I create two neural network models m1 and m2, however when I modify the weights in m1, the weights in m2 are modified as well. I suspected I am not instantiating them properly, however they do have different memory addresses. I have also tried creating a custom class based on nn.module
instead of using nn.sequential
but the issue remains. Any help much appreciated.
The issue is demonstrated as follows:
from collections import namedtuple, OrderedDict
import torch
import torch.nn as nn
# if gpu is to be used
device = torch.device("cuda" if torch.cuda.is_available() else "cpu")
def init_weights(m):
if type(m) == nn.Linear:
m.weight.data.fill_(0.2)
m.bias.data.fill_(1.0)
D_in = 4
H = 8
D_out = 2
net_spec = OrderedDict([('0', torch.nn.Linear(D_in, H)),
('1', torch.nn.ReLU()),
('2', torch.nn.Linear(H, D_out))])
m1 = torch.nn.Sequential(net_spec)
m2 = torch.nn.Sequential(net_spec)
print('object addresses:')
print(' m1 :',hex(id(m1)))
print(' m2 :',hex(id(m2)))
print("\nm1 weights:\n",m1.state_dict()['0.weight'])
print("\nm2 weights:\n",m2.state_dict()['0.weight'])
m1.apply(init_weights)
print('m1 weights updated')
print("\nm1 weights:\n",m1.state_dict()['0.weight'])

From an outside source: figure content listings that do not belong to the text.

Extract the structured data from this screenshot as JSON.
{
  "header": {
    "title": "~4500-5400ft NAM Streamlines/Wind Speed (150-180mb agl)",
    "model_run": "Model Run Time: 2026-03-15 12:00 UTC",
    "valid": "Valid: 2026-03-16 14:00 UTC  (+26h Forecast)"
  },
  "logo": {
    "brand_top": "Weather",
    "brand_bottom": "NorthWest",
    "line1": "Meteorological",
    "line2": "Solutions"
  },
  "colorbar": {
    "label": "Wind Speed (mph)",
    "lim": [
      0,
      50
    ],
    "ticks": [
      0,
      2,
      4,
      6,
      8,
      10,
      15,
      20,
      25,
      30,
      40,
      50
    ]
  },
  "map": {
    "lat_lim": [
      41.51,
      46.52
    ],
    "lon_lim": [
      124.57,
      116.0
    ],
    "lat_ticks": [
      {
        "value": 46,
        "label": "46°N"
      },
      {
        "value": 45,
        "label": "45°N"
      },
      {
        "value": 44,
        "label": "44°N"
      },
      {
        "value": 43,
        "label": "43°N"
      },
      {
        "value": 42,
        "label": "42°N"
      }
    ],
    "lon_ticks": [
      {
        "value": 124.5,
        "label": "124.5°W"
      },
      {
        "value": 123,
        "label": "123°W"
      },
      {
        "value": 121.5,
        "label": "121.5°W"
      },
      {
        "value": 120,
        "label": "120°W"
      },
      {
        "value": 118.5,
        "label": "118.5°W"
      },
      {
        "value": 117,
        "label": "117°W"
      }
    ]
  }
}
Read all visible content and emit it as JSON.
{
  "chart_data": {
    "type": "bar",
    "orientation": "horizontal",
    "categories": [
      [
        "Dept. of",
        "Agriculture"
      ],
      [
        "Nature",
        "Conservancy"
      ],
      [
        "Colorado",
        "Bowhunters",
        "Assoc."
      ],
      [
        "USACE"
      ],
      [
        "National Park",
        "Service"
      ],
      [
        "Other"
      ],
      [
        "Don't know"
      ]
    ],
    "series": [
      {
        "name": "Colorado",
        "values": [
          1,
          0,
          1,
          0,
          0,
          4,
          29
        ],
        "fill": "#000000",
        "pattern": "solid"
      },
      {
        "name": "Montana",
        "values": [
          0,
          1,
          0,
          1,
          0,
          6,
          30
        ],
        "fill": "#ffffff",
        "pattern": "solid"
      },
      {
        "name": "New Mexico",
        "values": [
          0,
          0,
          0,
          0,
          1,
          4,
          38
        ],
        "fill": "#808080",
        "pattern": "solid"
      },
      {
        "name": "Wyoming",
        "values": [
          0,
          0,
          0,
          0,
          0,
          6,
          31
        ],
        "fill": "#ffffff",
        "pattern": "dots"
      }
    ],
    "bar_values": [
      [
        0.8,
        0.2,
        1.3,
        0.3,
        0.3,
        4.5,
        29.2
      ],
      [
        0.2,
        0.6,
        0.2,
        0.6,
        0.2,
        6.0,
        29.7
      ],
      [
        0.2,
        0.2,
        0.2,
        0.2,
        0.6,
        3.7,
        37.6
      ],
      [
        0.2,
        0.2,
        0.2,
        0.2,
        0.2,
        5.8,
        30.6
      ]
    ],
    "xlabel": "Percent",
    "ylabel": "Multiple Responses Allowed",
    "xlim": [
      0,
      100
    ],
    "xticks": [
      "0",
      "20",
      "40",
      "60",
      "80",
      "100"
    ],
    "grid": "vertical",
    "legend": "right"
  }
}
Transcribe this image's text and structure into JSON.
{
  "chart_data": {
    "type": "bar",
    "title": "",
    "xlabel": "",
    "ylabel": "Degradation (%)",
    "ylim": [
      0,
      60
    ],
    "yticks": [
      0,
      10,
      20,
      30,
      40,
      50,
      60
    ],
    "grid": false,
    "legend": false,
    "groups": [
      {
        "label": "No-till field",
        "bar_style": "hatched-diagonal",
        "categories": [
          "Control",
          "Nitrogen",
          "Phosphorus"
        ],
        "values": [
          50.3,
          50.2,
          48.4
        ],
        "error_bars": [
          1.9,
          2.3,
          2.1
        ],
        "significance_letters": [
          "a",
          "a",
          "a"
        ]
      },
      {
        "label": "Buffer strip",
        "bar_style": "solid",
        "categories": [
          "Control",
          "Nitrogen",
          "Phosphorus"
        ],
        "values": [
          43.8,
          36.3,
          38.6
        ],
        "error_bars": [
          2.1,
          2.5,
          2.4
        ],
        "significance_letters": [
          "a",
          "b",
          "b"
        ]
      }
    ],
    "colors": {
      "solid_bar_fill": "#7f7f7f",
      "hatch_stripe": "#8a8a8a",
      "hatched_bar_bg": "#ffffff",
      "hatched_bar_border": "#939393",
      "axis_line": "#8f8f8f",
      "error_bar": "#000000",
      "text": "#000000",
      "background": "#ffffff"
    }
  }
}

print("\nm2 weights:\n",m2.state_dict()['0.weight'])
output:
object addresses:
m1 : 0x7f893cbe91d0
m2 : 0x7f893cbe92e8
m1 weights:
tensor([[-0.4047, 0.1752, -0.1989, -0.2917],
[-0.0466, -0.0044, 0.1561, 0.2465],
[ 0.0700, -0.3357, -0.4978, -0.0837],
[-0.0248, -0.2826, -0.4564, -0.0516],
[-0.0024, -0.1732, -0.4144, -0.3790],
[-0.3075, 0.2768, -0.2676, 0.4495],
[-0.4929, 0.1328, -0.3153, -0.4591],
[-0.0597, 0.3718, 0.0522, 0.0899]])
m2 weights:
tensor([[-0.4047, 0.1752, -0.1989, -0.2917],
[-0.0466, -0.0044, 0.1561, 0.2465],
[ 0.0700, -0.3357, -0.4978, -0.0837],
[-0.0248, -0.2826, -0.4564, -0.0516],
[-0.0024, -0.1732, -0.4144, -0.3790],
[-0.3075, 0.2768, -0.2676, 0.4495],
[-0.4929, 0.1328, -0.3153, -0.4591],
[-0.0597, 0.3718, 0.0522, 0.0899]])
m1 weights updated
m1 weights:
tensor([[ 0.2000, 0.2000, 0.2000, 0.2000],
[ 0.2000, 0.2000, 0.2000, 0.2000],
[ 0.2000, 0.2000, 0.2000, 0.2000],
[ 0.2000, 0.2000, 0.2000, 0.2000],
[ 0.2000, 0.2000, 0.2000, 0.2000],
[ 0.2000, 0.2000, 0.2000, 0.2000],
[ 0.2000, 0.2000, 0.2000, 0.2000],
[ 0.2000, 0.2000, 0.2000, 0.2000]])
m2 weights:
tensor([[ 0.2000, 0.2000, 0.2000, 0.2000],
[ 0.2000, 0.2000, 0.2000, 0.2000],
[ 0.2000, 0.2000, 0.2000, 0.2000],
[ 0.2000, 0.2000, 0.2000, 0.2000],
[ 0.2000, 0.2000, 0.2000, 0.2000],
[ 0.2000, 0.2000, 0.2000, 0.2000],
[ 0.2000, 0.2000, 0.2000, 0.2000],
[ 0.2000, 0.2000, 0.2000, 0.2000]])
Solution Found:
I found two ways to create the second model m2 that does not have the issue.
m2 = torch.nn.Sequential(copy.deepcopy(net_spec))
or
m2 = copy.deepcopy(m1)
It seems strange to me that the instantiation of the network is tied to the instance OrderedDict() passed to the class to instantiate the model. If anyone can enlighten me it would be appreciated.